- Developer(s): Codemasters
- Publisher(s): Codemasters
- Series: Brian Lara Cricket
- Platform(s): Microsoft Windows, PlayStation 2, Xbox 360
- Release: EU: 23 March 2007; AU: 29 March 2007;
- Genre(s): Sports
- Mode(s): Single player, multiplayer

= Brian Lara International Cricket 2007 =

2007 video game

Brian Lara International Cricket 2007 is a cricket video game from Codemasters available on PlayStation 2, PC and Xbox 360. It is endorsed by West Indian cricketer Brian Lara. It is the sequel to Brian Lara International Cricket 2005. It was released on 23 March 2007 during the 2007 Cricket World Cup.

The game was released in Australia and New Zealand under the name of Ricky Ponting International Cricket 2007 and in India as Yuvraj Singh International Cricket 2007.

==Gameplay==
There are several game modes, such as ICC World Cup, Test matches, One Day Internationals, ICC Champions Trophy, Twenty20, Bowling, Fielding, Batting practice as well as net practice sliced in with 16 tutorial mini games. It is the first cricket video game to have online play included.

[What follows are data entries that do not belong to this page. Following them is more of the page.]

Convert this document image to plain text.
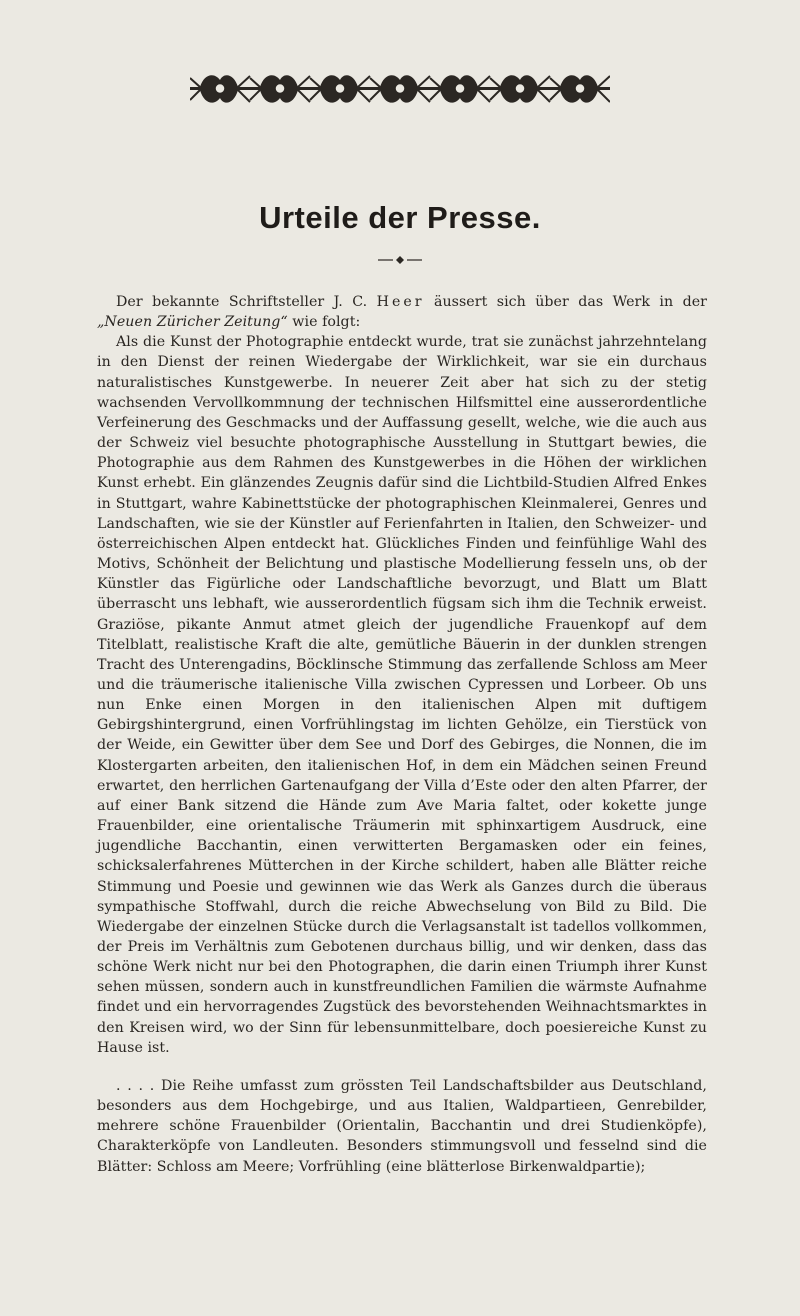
Urteile der Presse.

Der bekannte Schriftsteller J. C. Heer äussert sich über das Werk in der „Neuen Züricher Zeitung“ wie folgt:

Als die Kunst der Photographie entdeckt wurde, trat sie zunächst jahrzehntelang in den Dienst der reinen Wiedergabe der Wirklichkeit, war sie ein durchaus naturalistisches Kunstgewerbe. In neuerer Zeit aber hat sich zu der stetig wachsenden Vervollkommnung der technischen Hilfsmittel eine ausserordentliche Verfeinerung des Geschmacks und der Auffassung gesellt, welche, wie die auch aus der Schweiz viel besuchte photographische Ausstellung in Stuttgart bewies, die Photographie aus dem Rahmen des Kunstgewerbes in die Höhen der wirklichen Kunst erhebt. Ein glänzendes Zeugnis dafür sind die Lichtbild-Studien Alfred Enkes in Stuttgart, wahre Kabinettstücke der photographischen Kleinmalerei, Genres und Landschaften, wie sie der Künstler auf Ferienfahrten in Italien, den Schweizer- und österreichischen Alpen entdeckt hat. Glückliches Finden und feinfühlige Wahl des Motivs, Schönheit der Belichtung und plastische Modellierung fesseln uns, ob der Künstler das Figürliche oder Landschaftliche bevorzugt, und Blatt um Blatt überrascht uns lebhaft, wie ausserordentlich fügsam sich ihm die Technik erweist. Graziöse, pikante Anmut atmet gleich der jugendliche Frauenkopf auf dem Titelblatt, realistische Kraft die alte, gemütliche Bäuerin in der dunklen strengen Tracht des Unterengadins, Böcklinsche Stimmung das zerfallende Schloss am Meer und die träumerische italienische Villa zwischen Cypressen und Lorbeer. Ob uns nun Enke einen Morgen in den italienischen Alpen mit duftigem Gebirgshintergrund, einen Vorfrühlingstag im lichten Gehölze, ein Tierstück von der Weide, ein Gewitter über dem See und Dorf des Gebirges, die Nonnen, die im Klostergarten arbeiten, den italienischen Hof, in dem ein Mädchen seinen Freund erwartet, den herrlichen Gartenaufgang der Villa d’Este oder den alten Pfarrer, der auf einer Bank sitzend die Hände zum Ave Maria faltet, oder kokette junge Frauenbilder, eine orientalische Träumerin mit sphinxartigem Ausdruck, eine jugendliche Bacchantin, einen verwitterten Bergamasken oder ein feines, schicksalerfahrenes Mütterchen in der Kirche schildert, haben alle Blätter reiche Stimmung und Poesie und gewinnen wie das Werk als Ganzes durch die überaus sympathische Stoffwahl, durch die reiche Abwechselung von Bild zu Bild. Die Wiedergabe der einzelnen Stücke durch die Verlagsanstalt ist tadellos vollkommen, der Preis im Verhältnis zum Gebotenen durchaus billig, und wir denken, dass das schöne Werk nicht nur bei den Photographen, die darin einen Triumph ihrer Kunst sehen müssen, sondern auch in kunstfreundlichen Familien die wärmste Aufnahme findet und ein hervorragendes Zugstück des bevorstehenden Weihnachtsmarktes in den Kreisen wird, wo der Sinn für lebensunmittelbare, doch poesiereiche Kunst zu Hause ist.

. . . . Die Reihe umfasst zum grössten Teil Landschaftsbilder aus Deutschland, besonders aus dem Hochgebirge, und aus Italien, Waldpartieen, Genrebilder, mehrere schöne Frauenbilder (Orientalin, Bacchantin und drei Studienköpfe), Charakterköpfe von Landleuten. Besonders stimmungsvoll und fesselnd sind die Blätter: Schloss am Meere; Vorfrühling (eine blätterlose Birkenwaldpartie);
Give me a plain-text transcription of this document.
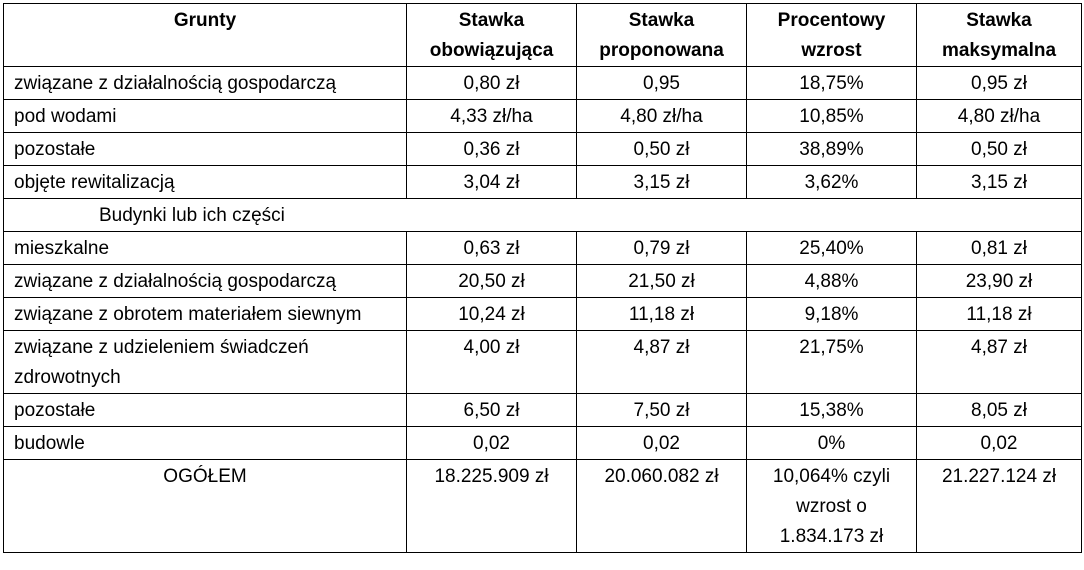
Grunty	Stawka obowiązująca	Stawka proponowana	Procentowy wzrost	Stawka maksymalna
związane z działalnością gospodarczą	0,80 zł	0,95	18,75%	0,95 zł
pod wodami	4,33 zł/ha	4,80 zł/ha	10,85%	4,80 zł/ha
pozostałe	0,36 zł	0,50 zł	38,89%	0,50 zł
objęte rewitalizacją	3,04 zł	3,15 zł	3,62%	3,15 zł
Budynki lub ich części				
mieszkalne	0,63 zł	0,79 zł	25,40%	0,81 zł
związane z działalnością gospodarczą	20,50 zł	21,50 zł	4,88%	23,90 zł
związane z obrotem materiałem siewnym	10,24 zł	11,18 zł	9,18%	11,18 zł
związane z udzieleniem świadczeń zdrowotnych	4,00 zł	4,87 zł	21,75%	4,87 zł
pozostałe	6,50 zł	7,50 zł	15,38%	8,05 zł
budowle	0,02	0,02	0%	0,02
OGÓŁEM	18.225.909 zł	20.060.082 zł	10,064% czyli wzrost o 1.834.173 zł	21.227.124 zł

Commentary is provided by Jonathan Agnew, David Gower, Ian Bishop, Bill Lawry and Tony Greig.

==Release==
===Codemasters Open Day===
Codemasters held an open day in October 2006 which was attended by six staff members at PlanetCricket and one member from the Codemasters forum. The seven were shown the game being developed as well as given a demo of the current alpha build. Another open day was planned for 2 March 2007 where gamers got the chance to try out the new game.

===Demo===
On 9 March 2007, Codemasters released a playable demo of Brian Lara International Cricket 2007. The demo allowed the player to complete 3 overs of batting and bowling using the national cricket teams of England and Australia. It was available for download from the official website for PC users, and the Xbox Live Marketplace for Xbox 360 users.

==Reception==
Initial reviews of Brian Lara International Cricket 2007 were mixed. The game was viewed as a solid replacement for Brian Lara International Cricket 2005 with improvements in most areas. There was criticism, where reviewers complained of a lack of improvement in the graphics despite being a next generation game, and the gameplay being too easy. Other reviews commented on how the game might not appeal to non cricket fans. Also criticised is the lack of statistical tracking that occurs during television coverage of cricket despite claims it emulates the coverage well. The game has been praised for its relatively realistic simulation of real cricket.